The decision on whether to postpone the race, which takes place in Jiading on the outskirts of Shanghai, currently rests with the local government and race promoter, Juss Event. Formula One's motorsport director Ross Brawn said he is expecting a decision within the next two weeks.
"We're waiting for the Chinese promoter and authorities to make the final decision, which I think they will," Brawn was quoted by Motorsport.com. "They have canceled all the public events in March. So no public sporting events or activities.
"So it is a tragic and very difficult situation. I think it'll become clear in the next week or two what's going to happen."
He added: "If there is a probability it doesn't happen in April, it will be postponed. We will leave open the opportunity to see if the race can run later in the year. China is an enthusiastic, growing market. So we'd like to have a race in China."
Brawn ruled out a straight swap with another race on the calendar, but the congested schedule later in the year means there is not an obvious alternative date.
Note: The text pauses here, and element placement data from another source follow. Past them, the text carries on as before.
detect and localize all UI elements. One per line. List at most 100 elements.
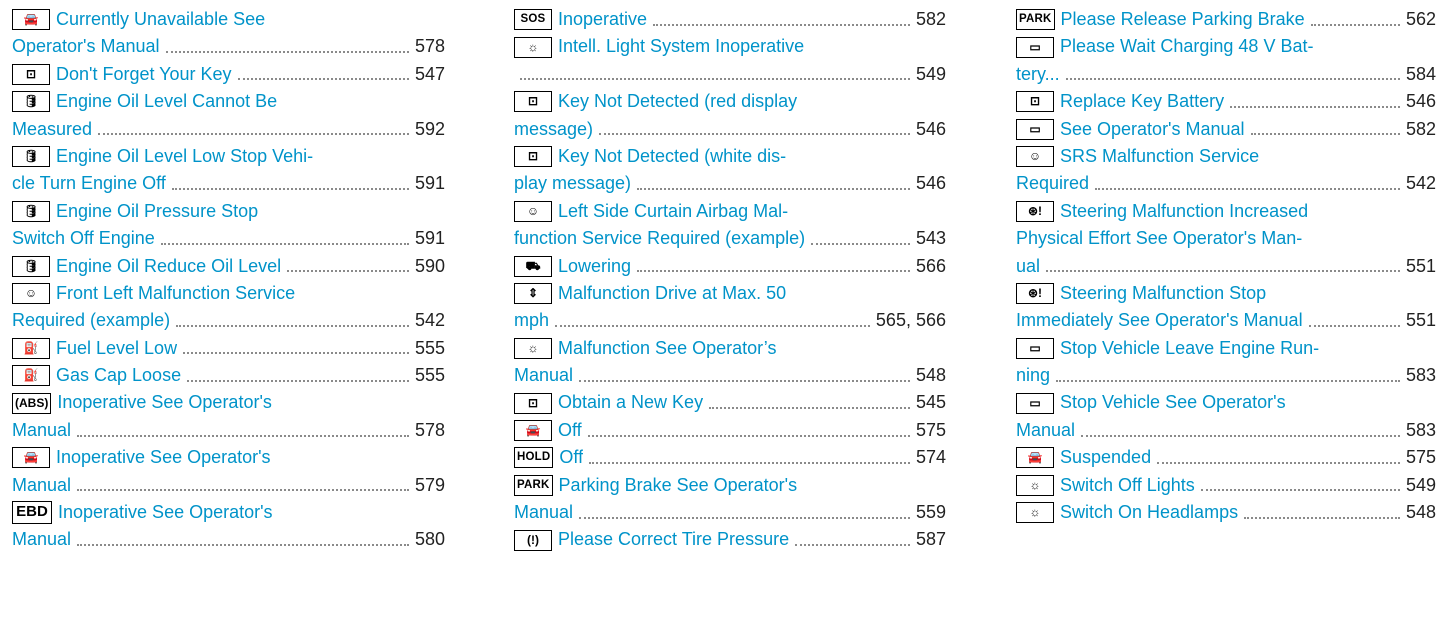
index-entry-label[interactable]: Don't Forget Your Key xyxy=(56,61,232,88)
index-entry-label[interactable]: Suspended xyxy=(1060,444,1151,471)
index-entry-label[interactable]: Malfunction See Operator’s xyxy=(558,335,776,362)
index-entry-label[interactable]: play message) xyxy=(514,170,631,197)
index-entry-line[interactable]: ☺ Left Side Curtain Airbag Mal- xyxy=(514,198,946,225)
index-entry-line[interactable]: (!) Please Correct Tire Pressure 587 xyxy=(514,526,946,553)
index-entry-label[interactable]: Lowering xyxy=(558,253,631,280)
index-entry-line[interactable]: 549 xyxy=(514,61,946,88)
index-entry-line[interactable]: Switch Off Engine 591 xyxy=(12,225,445,252)
index-entry-line[interactable]: play message) 546 xyxy=(514,170,946,197)
index-entry-label[interactable]: Manual xyxy=(12,417,71,444)
index-entry-line[interactable]: Manual 548 xyxy=(514,362,946,389)
index-entry-label[interactable]: Required (example) xyxy=(12,307,170,334)
index-entry-line[interactable]: Manual 559 xyxy=(514,499,946,526)
index-entry-label[interactable]: Manual xyxy=(1016,417,1075,444)
index-entry-line[interactable]: ⛽ Fuel Level Low 555 xyxy=(12,335,445,362)
index-entry-line[interactable]: ☼ Switch On Headlamps 548 xyxy=(1016,499,1436,526)
index-entry-label[interactable]: Steering Malfunction Increased xyxy=(1060,198,1308,225)
index-entry-line[interactable]: Immediately See Operator's Manual 551 xyxy=(1016,307,1436,334)
index-entry-label[interactable]: Engine Oil Level Low Stop Vehi- xyxy=(56,143,313,170)
index-entry-label[interactable]: Please Correct Tire Pressure xyxy=(558,526,789,553)
index-entry-line[interactable]: ☺ SRS Malfunction Service xyxy=(1016,143,1436,170)
index-entry-label[interactable]: Immediately See Operator's Manual xyxy=(1016,307,1303,334)
index-entry-label[interactable]: Inoperative See Operator's xyxy=(56,444,271,471)
index-entry-label[interactable]: Currently Unavailable See xyxy=(56,6,265,33)
index-entry-line[interactable]: HOLD Off 574 xyxy=(514,444,946,471)
index-entry-line[interactable]: Physical Effort See Operator's Man- xyxy=(1016,225,1436,252)
index-entry-label[interactable]: Key Not Detected (white dis- xyxy=(558,143,786,170)
index-entry-label[interactable]: Parking Brake See Operator's xyxy=(559,472,798,499)
index-entry-line[interactable]: ⛟ Lowering 566 xyxy=(514,253,946,280)
index-entry-label[interactable]: Off xyxy=(558,417,582,444)
index-entry-line[interactable]: ☼ Switch Off Lights 549 xyxy=(1016,472,1436,499)
index-entry-label[interactable]: Fuel Level Low xyxy=(56,335,177,362)
index-entry-label[interactable]: Obtain a New Key xyxy=(558,389,703,416)
index-entry-label[interactable]: Please Wait Charging 48 V Bat- xyxy=(1060,33,1313,60)
index-entry-line[interactable]: ⊡ Key Not Detected (white dis- xyxy=(514,143,946,170)
index-entry-line[interactable]: ▭ Stop Vehicle Leave Engine Run- xyxy=(1016,335,1436,362)
index-entry-line[interactable]: message) 546 xyxy=(514,116,946,143)
index-entry-label[interactable]: Left Side Curtain Airbag Mal- xyxy=(558,198,788,225)
index-entry-line[interactable]: cle Turn Engine Off 591 xyxy=(12,170,445,197)
index-entry-line[interactable]: PARK Parking Brake See Operator's xyxy=(514,472,946,499)
index-entry-line[interactable]: SOS Inoperative 582 xyxy=(514,6,946,33)
index-entry-label[interactable]: Inoperative See Operator's xyxy=(58,499,273,526)
index-entry-label[interactable]: Operator's Manual xyxy=(12,33,160,60)
index-entry-line[interactable]: ☺ Front Left Malfunction Service xyxy=(12,280,445,307)
index-entry-label[interactable]: Switch Off Lights xyxy=(1060,472,1195,499)
index-entry-label[interactable]: Engine Oil Pressure Stop xyxy=(56,198,258,225)
index-entry-line[interactable]: 🚘 Suspended 575 xyxy=(1016,444,1436,471)
index-entry-label[interactable]: Manual xyxy=(514,499,573,526)
index-entry-line[interactable]: 🛢 Engine Oil Level Low Stop Vehi- xyxy=(12,143,445,170)
index-entry-line[interactable]: 🛢 Engine Oil Reduce Oil Level 590 xyxy=(12,253,445,280)
index-entry-label[interactable]: function Service Required (example) xyxy=(514,225,805,252)
index-entry-label[interactable]: Required xyxy=(1016,170,1089,197)
index-entry-label[interactable]: Switch On Headlamps xyxy=(1060,499,1238,526)
index-entry-line[interactable]: Manual 580 xyxy=(12,526,445,553)
index-entry-line[interactable]: Measured 592 xyxy=(12,116,445,143)
index-entry-line[interactable]: ual 551 xyxy=(1016,253,1436,280)
index-entry-line[interactable]: ning 583 xyxy=(1016,362,1436,389)
index-entry-label[interactable]: Gas Cap Loose xyxy=(56,362,181,389)
index-entry-label[interactable]: Intell. Light System Inoperative xyxy=(558,33,804,60)
index-entry-line[interactable]: 🛢 Engine Oil Level Cannot Be xyxy=(12,88,445,115)
index-entry-label[interactable]: Manual xyxy=(514,362,573,389)
index-entry-label[interactable]: cle Turn Engine Off xyxy=(12,170,166,197)
index-entry-line[interactable]: 🛢 Engine Oil Pressure Stop xyxy=(12,198,445,225)
index-entry-label[interactable]: ual xyxy=(1016,253,1040,280)
index-entry-label[interactable]: mph xyxy=(514,307,549,334)
index-entry-label[interactable]: Engine Oil Reduce Oil Level xyxy=(56,253,281,280)
index-entry-label[interactable]: Stop Vehicle Leave Engine Run- xyxy=(1060,335,1319,362)
index-entry-label[interactable]: ning xyxy=(1016,362,1050,389)
index-entry-line[interactable]: ▭ See Operator's Manual 582 xyxy=(1016,116,1436,143)
index-entry-line[interactable]: mph 565, 566 xyxy=(514,307,946,334)
index-entry-label[interactable]: Stop Vehicle See Operator's xyxy=(1060,389,1286,416)
index-entry-line[interactable]: Required 542 xyxy=(1016,170,1436,197)
index-entry-label[interactable]: Please Release Parking Brake xyxy=(1061,6,1305,33)
index-entry-label[interactable]: Replace Key Battery xyxy=(1060,88,1224,115)
index-entry-label[interactable]: tery... xyxy=(1016,61,1060,88)
index-entry-line[interactable]: Required (example) 542 xyxy=(12,307,445,334)
index-entry-label[interactable]: Engine Oil Level Cannot Be xyxy=(56,88,277,115)
index-entry-label[interactable]: Inoperative xyxy=(558,6,647,33)
index-entry-line[interactable]: ▭ Stop Vehicle See Operator's xyxy=(1016,389,1436,416)
index-entry-line[interactable]: ⊡ Replace Key Battery 546 xyxy=(1016,88,1436,115)
index-entry-label[interactable]: Steering Malfunction Stop xyxy=(1060,280,1266,307)
index-entry-label[interactable]: SRS Malfunction Service xyxy=(1060,143,1259,170)
index-entry-line[interactable]: ☼ Malfunction See Operator’s xyxy=(514,335,946,362)
index-entry-line[interactable]: ⊡ Obtain a New Key 545 xyxy=(514,389,946,416)
index-entry-label[interactable]: message) xyxy=(514,116,593,143)
index-entry-line[interactable]: ⊡ Key Not Detected (red display xyxy=(514,88,946,115)
index-entry-line[interactable]: tery... 584 xyxy=(1016,61,1436,88)
index-entry-line[interactable]: 🚘 Inoperative See Operator's xyxy=(12,444,445,471)
index-entry-label[interactable]: Front Left Malfunction Service xyxy=(56,280,295,307)
index-entry-label[interactable]: Switch Off Engine xyxy=(12,225,155,252)
index-entry-line[interactable]: (ABS) Inoperative See Operator's xyxy=(12,389,445,416)
index-entry-label[interactable]: Malfunction Drive at Max. 50 xyxy=(558,280,786,307)
index-entry-line[interactable]: 🚘 Currently Unavailable See xyxy=(12,6,445,33)
index-entry-line[interactable]: ⊡ Don't Forget Your Key 547 xyxy=(12,61,445,88)
index-entry-line[interactable]: ☼ Intell. Light System Inoperative xyxy=(514,33,946,60)
index-entry-line[interactable]: PARK Please Release Parking Brake 562 xyxy=(1016,6,1436,33)
index-entry-line[interactable]: Manual 579 xyxy=(12,472,445,499)
index-entry-label[interactable]: Manual xyxy=(12,526,71,553)
index-entry-line[interactable]: Manual 583 xyxy=(1016,417,1436,444)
Although there is no official deadline for a decision, Brawn said the sport would need a definitive answer before team members arrive in the country to start preparations in two weeks' time.
"There's two logistical deadlines," he said. "One is when all the sea freight goes which is this week, or next week. So the things like fuel and so on go on a ship. But that's not disastrous if that shifts and has to be brought back.
"Then we get into physically putting people over there. That's a big challenge with people going there to prepare for the race. That's a critical stage. And that will happen in two or three weeks' time. I think that's the point at which you really have to say what the situation is."
Should the race be canceled, there will be a four-week break between the two brand new races on the 2020 calendar -- the Vietnam Grand Prix on April 5 and the returning Dutch Grand Prix at Zandvoort on May 3. However, apart from F1's summer break, which includes an enforced two-week shutdown at team factories, there are no multiple-weekend gaps between races for the Chinese Grand Prix to slot into.